Practical application scenario suggestions

When to use dict?

  • Key-value mapping query: Check the name based on the student number, and get the parameters based on the name of the configuration item.
  • Data grouping statistics: For example, to count the number of occurrences of each word in a paragraph of text, useword_count[word] = word_count.get(word, 0) + 1Extremely efficient.
  • Implement simple caching: temporarily save the calculation results in the dictionary and retrieve them directly using the key next time, making full use of its near-instantaneous search speed.

When to use set?

  • Batch deduplication: Extract all unique IDs from a massive list of user IDs, one rowset(id_list)That's it.
  • Efficient member judgment: Checking whether an IP is in the blacklist, using a set is dozens to hundreds of times faster than using a list traversal.
  • Set logical operation: Quickly find the common friends of two people (intersection), the unique visitor added to a platform today (difference set), etc.

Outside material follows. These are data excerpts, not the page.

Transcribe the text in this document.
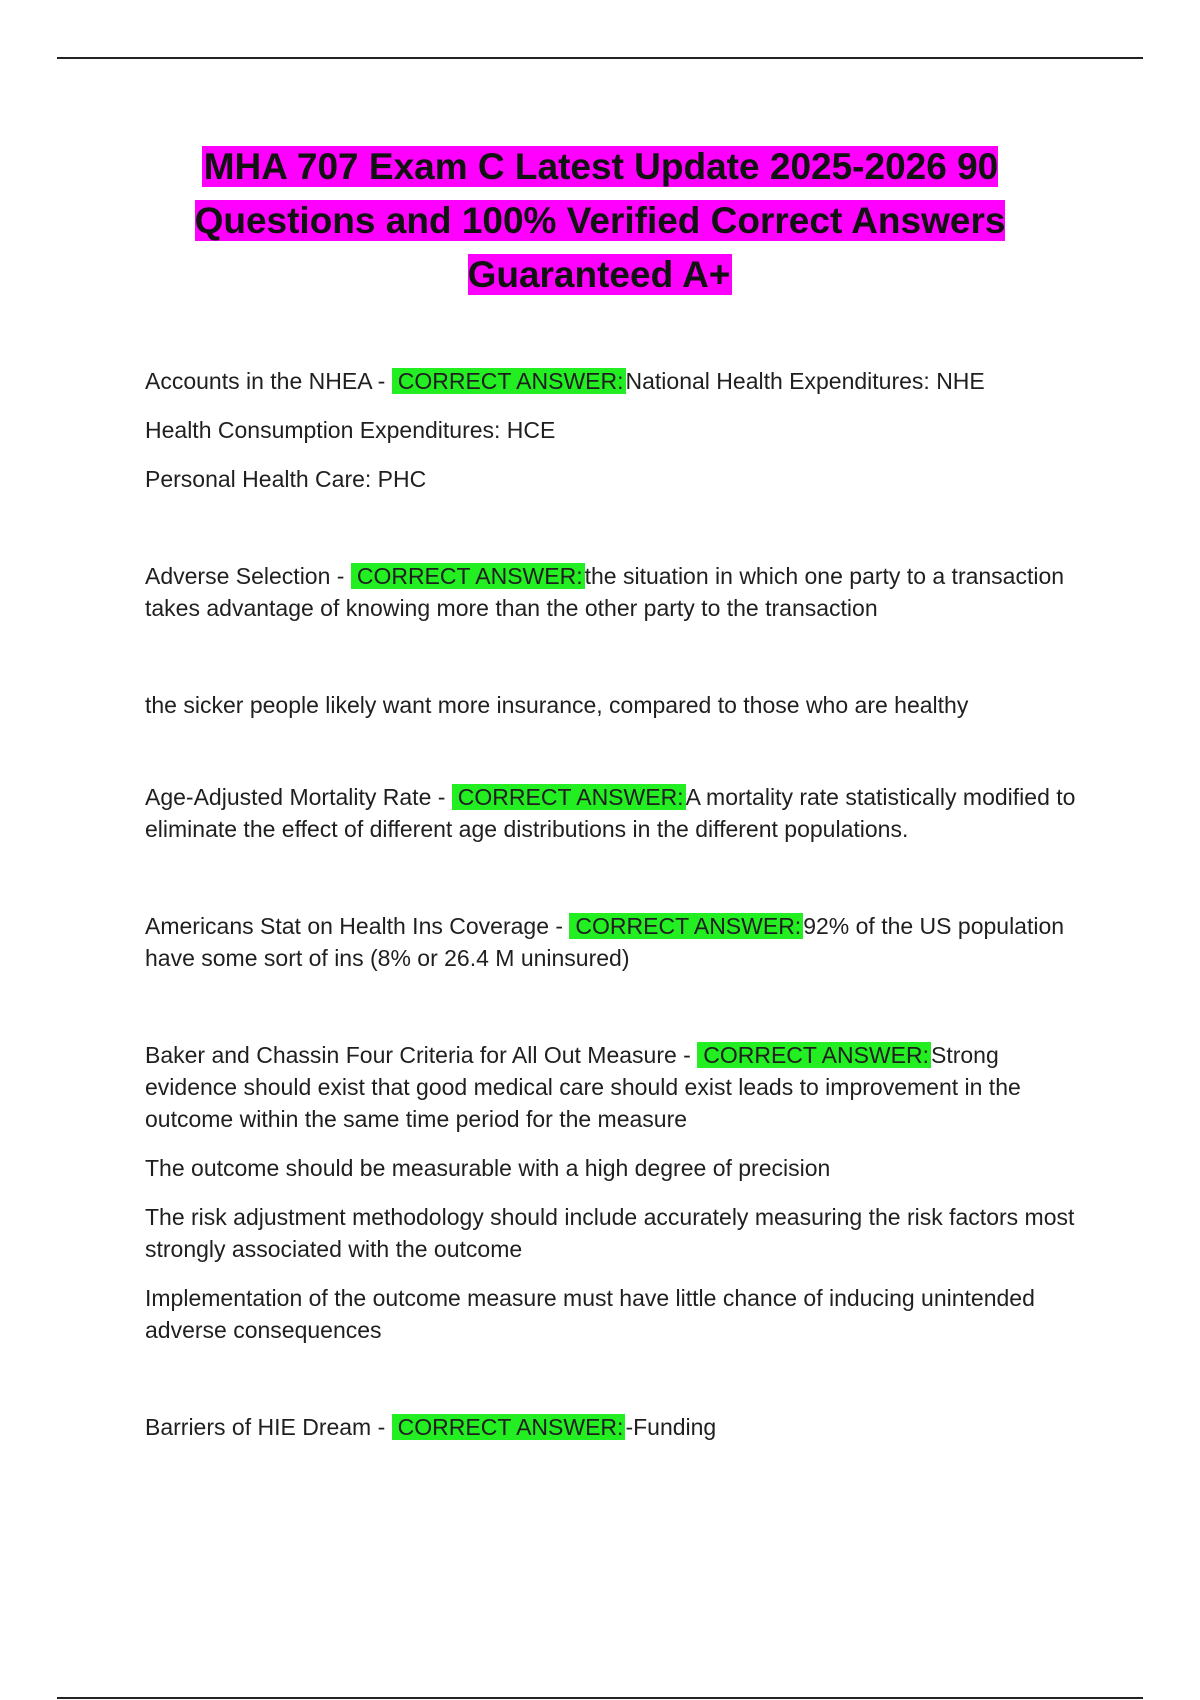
MHA 707 Exam C Latest Update 2025-2026 90 Questions and 100% Verified Correct Answers Guaranteed A+

Accounts in the NHEA - CORRECT ANSWER:National Health Expenditures: NHE

Health Consumption Expenditures: HCE

Personal Health Care: PHC

Adverse Selection - CORRECT ANSWER:the situation in which one party to a transaction takes advantage of knowing more than the other party to the transaction

the sicker people likely want more insurance, compared to those who are healthy

Age-Adjusted Mortality Rate - CORRECT ANSWER:A mortality rate statistically modified to eliminate the effect of different age distributions in the different populations.

Americans Stat on Health Ins Coverage - CORRECT ANSWER:92% of the US population have some sort of ins (8% or 26.4 M uninsured)

Baker and Chassin Four Criteria for All Out Measure - CORRECT ANSWER:Strong evidence should exist that good medical care should exist leads to improvement in the outcome within the same time period for the measure

The outcome should be measurable with a high degree of precision

The risk adjustment methodology should include accurately measuring the risk factors most strongly associated with the outcome

Implementation of the outcome measure must have little chance of inducing unintended adverse consequences

Barriers of HIE Dream - CORRECT ANSWER:-Funding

Performance experience (analogy with examples in life)

OperationListDictionary / Set
Determine whether the element existsSearch sequentially from beginning to end, which is very slow when there is a lot of dataDirectly locate through hashing, almost completed in an instant
Insert or delete intermediate elementsA large amount of data needs to be moved, which is expensiveCalculate the position directly, and the time consumption is basically the same
Memory usageOnly the element itself is stored, which saves spaceFor the efficiency of the hash table, additional space will be reserved, which is relatively "memory-eating"

Answers to high-frequency questions

**Q1: ​​Why can’t a list be used as a key of a dictionary or an element of a set? ** Because lists are mutable objects. Imagine that if lists are allowed to be used as keys, we first stored = {[1,2]: "A"}, and then accidentally modify the contents of this list, its hash value will change, and the originally stored value will no longer be found, which will also cause confusion in the internal structure. If you need to use a list-like sequence as a key, you can convert it to a tuple, since tuples are immutable:

# ✅ 元组可以
d = {(1, 2): "value"}

# ❌ 列表会引发 TypeError
# d = {[1, 2]: "value"}

**Q2: Since the Python 3.7+ dictionary already maintains insertion order, you still needOrderedDict? ** This depends on the scenario:

  • If you just want to make the traversal order consistent with the insertion order, ordinarydictIt's enough.
  • But if you need to move the recently inserted key to the front or last, or the code must be compatible with Python 3.6 and earlier, you must usecollections.OrderedDict

Mastering dictionaries and collections, you will have a powerful tool to handle most efficient query and deduplication scenarios in Python. As long as you remember that "keys/elements must be immutable", you can avoid common pitfalls and use them with ease.